A sordidez do Pan Marcos Augusto Gonçalves Editor da Ilustrada
Não nos mobilizamos para resolver alguns problemas, mas temos bilhões para queimar num evento de terceira.
EU TAMBÉM me diverti com o Pan e achei muito bonitas as instalações olímpicas construídas para os Jogos. O encanto e as emoções do esporte são contagiantes. E certamente algum efeito positivo para a prática esportiva – e a auto-estima do Rio – o evento terá tido.
Nada disso, porém, consegue apagar de minha mente o aspecto sórdido do Pan, que não é mais do que um reflexo do lado sombrio de nossa sociedade ou, como prefeririam alguns, de nossas elites.
Começando pelo começo: está claro que a opinião pública foi enganada pelo Comitê Olímpico Brasileiro, pela Prefeitura do Rio e pelo governo federal com um orçamento mentiroso.
Poderia dizer que foi um orçamento "equivocado", mas obviamente não é isso: a distância entre os cerca de R$ 400 milhões da previsão inicial e os mais de R$ 3 bilhões efetivamente gastos é tão grande que não pode ser erro de estimativa. Reportagem de Sérgio Rangel publicada pela Folha mostrou que para cada R$ 1 estimado foram efetivamente gastos R$ 8.
Atenção: estamos falando de dinheiro público, não de investimentos privados. E estamos falando de dinheiro público num país e numa cidade cujas carências e urgências são gritantes. Está na cara que os projetos foram bombados não apenas para as "bicadas" de praxe (e fico imaginando quanta gente bicou em toda essa cadeia!), mas como fruto de uma estratégia: tentar fazer uma Olimpíada no Rio.

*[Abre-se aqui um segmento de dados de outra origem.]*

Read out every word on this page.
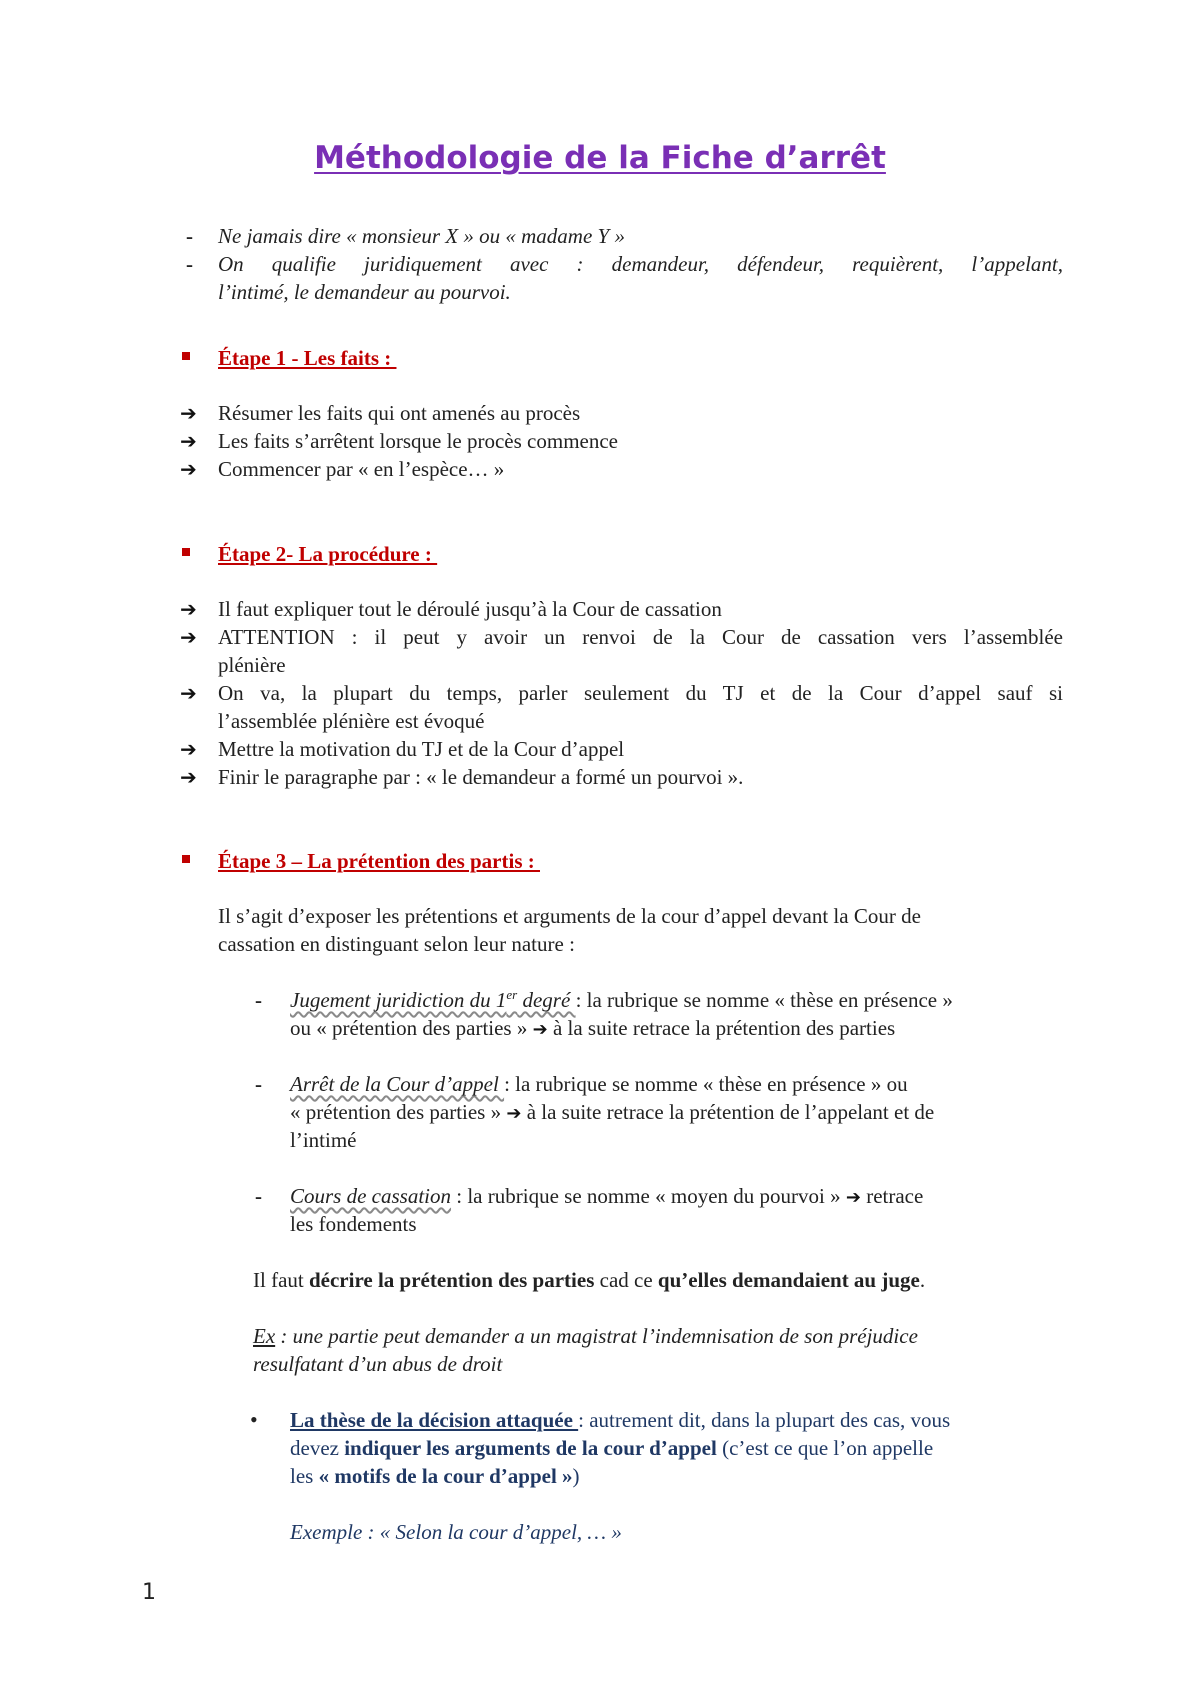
Méthodologie de la Fiche d’arrêt
- Ne jamais dire « monsieur X » ou « madame Y »
- On qualifie juridiquement avec : demandeur, défendeur, requièrent, l’appelant,
l’intimé, le demandeur au pourvoi.
Étape 1 - Les faits :
➔ Résumer les faits qui ont amenés au procès
➔ Les faits s’arrêtent lorsque le procès commence
➔ Commencer par « en l’espèce… »
Étape 2- La procédure :
➔ Il faut expliquer tout le déroulé jusqu’à la Cour de cassation
➔ ATTENTION : il peut y avoir un renvoi de la Cour de cassation vers l’assemblée
plénière
➔ On va, la plupart du temps, parler seulement du TJ et de la Cour d’appel sauf si
l’assemblée plénière est évoqué
➔ Mettre la motivation du TJ et de la Cour d’appel
➔ Finir le paragraphe par : « le demandeur a formé un pourvoi ».
Étape 3 – La prétention des partis :
Il s’agit d’exposer les prétentions et arguments de la cour d’appel devant la Cour de
cassation en distinguant selon leur nature :
- Jugement juridiction du 1er degré : la rubrique se nomme « thèse en présence »
ou « prétention des parties » ➔ à la suite retrace la prétention des parties
- Arrêt de la Cour d’appel : la rubrique se nomme « thèse en présence » ou
« prétention des parties » ➔ à la suite retrace la prétention de l’appelant et de
l’intimé
- Cours de cassation : la rubrique se nomme « moyen du pourvoi » ➔ retrace
les fondements
Il faut décrire la prétention des parties cad ce qu’elles demandaient au juge.
Ex : une partie peut demander a un magistrat l’indemnisation de son préjudice
resulfatant d’un abus de droit
• La thèse de la décision attaquée : autrement dit, dans la plupart des cas, vous
devez indiquer les arguments de la cour d’appel (c’est ce que l’on appelle
les « motifs de la cour d’appel »)
Exemple : « Selon la cour d’appel, … »
1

Ou seja, a grande aposta que os espertos estão fazendo para a cidade é transformá-la em palco olímpico, supondo que, com isso, investimentos em infra-estrutura, urbanização e combate à miséria acontecerão. Teremos uma nova Barcelona...
É uma aposta irresponsável, que transforma a população em refém de um plano que tem enormes chances de ser extremamente dispendioso e dar errado, mesmo se aprovado pelo Comitê Olímpico Internacional.
Em artigo no "Globo", Ali Kamel comparava os custos das obras que se anunciam para a Rocinha com os do Engenhão, elefante branco modernoso cercado de favelados. No primeiro caso, o poder público pretende gastar R$ 80 milhões. No segundo, torrou R$ 380 milhões!
A sordidez é essa, amigos do esporte. Não conseguimos nos mobilizar para resolver o problema vergonhoso das favelas, mas rapidamente arrumamos bilhões para queimar num evento de terceira linha que em breve estará esquecido e cujos desdobramentos são totalmente incertos. É isso aí: "Sou brasileiro, com muito orgulho, com muito amor".